Rule # 5: Know When To Stop

  • Initially, establish a naming convention for high-level resources and maybe one level deeper. Do not try to establish a naming convention for resources that are three, four, or five levels deep within a resource.
  • If there is a need, let the convention for those lower levels be established by folks who have the expertise and happen to work with them daily.
  • For example, establish a convention for Storage accounts, do not go too deep into naming Container, Blob, and Table.
    Why This Rule: It is impossible to know everything about every resource type used by an enterprise. Leaving room for future extensions is essential for resilient and scalable naming conventions. Your future self and your colleagues will thank you for it.

Rule # 6. Keep Them Handsome, Pretty & Melodic

  • Names created by convention should be pleasing to the eye and melodic to the ears. This means that you should pay special attention to following
    • Acronyms
    • Segment sizes
    • Juxtaposition of segments
    • Sequencing of segments
    • Separators
  • Go back to our Contoso example and see how you can improve so that it lives up to Rule # 6.
    Why This Rule: You will live with the names for a long time and spend a lot of time with them. So you might as well make them a pleasure to work with.

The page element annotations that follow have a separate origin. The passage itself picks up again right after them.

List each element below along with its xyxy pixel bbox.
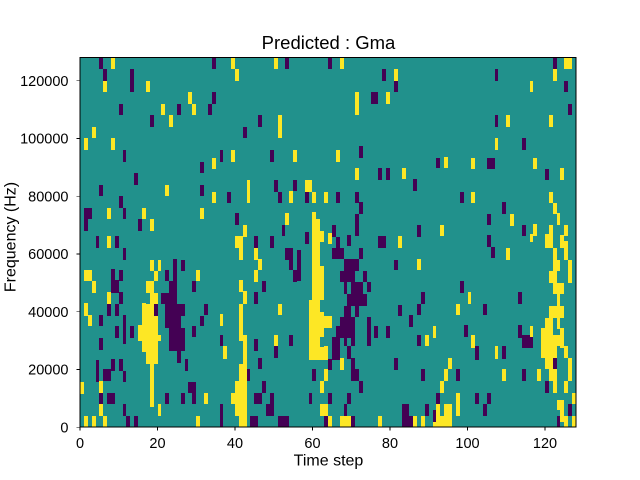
svg-text:60: 60 bbox=[304, 436, 320, 452]
svg-text:Time step: Time step bbox=[294, 453, 364, 470]
svg-text:80: 80 bbox=[382, 436, 398, 452]
svg-text:80000: 80000 bbox=[28, 189, 68, 205]
svg-text:20: 20 bbox=[149, 436, 165, 452]
svg-text:60000: 60000 bbox=[28, 247, 68, 263]
svg-text:100000: 100000 bbox=[20, 132, 68, 148]
svg-text:Predicted : Gma: Predicted : Gma bbox=[262, 32, 396, 53]
svg-text:0: 0 bbox=[76, 436, 84, 452]
svg-text:40: 40 bbox=[227, 436, 243, 452]
svg-text:20000: 20000 bbox=[28, 363, 68, 379]
svg-text:120000: 120000 bbox=[20, 74, 68, 90]
svg-text:Frequency (Hz): Frequency (Hz) bbox=[3, 182, 20, 292]
svg-text:120: 120 bbox=[533, 436, 557, 452]
svg-text:40000: 40000 bbox=[28, 305, 68, 321]
svg-text:0: 0 bbox=[60, 420, 68, 436]
svg-text:100: 100 bbox=[455, 436, 479, 452]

Rule # 7: Toot Your Horn, But With Open Ears

  • Document your convention where it is easily accessible and searchable such as a central Wiki. Present your convention at every opportunity. Demo real-life excellent and bad examples. Write blogs and make videos to explain.
  • But, always keep an open mind. Listen to feedback and be open to refining when needed.
    Why This Rule: Your established naming pattern is only as good as it’s last use. So practice, preach, persuade, push, peddle, profligate, pander but never be pedantic.

These rules have been battle-tested in several large enterprises over the past decade, so following these rules for flawless Azure Naming Convention.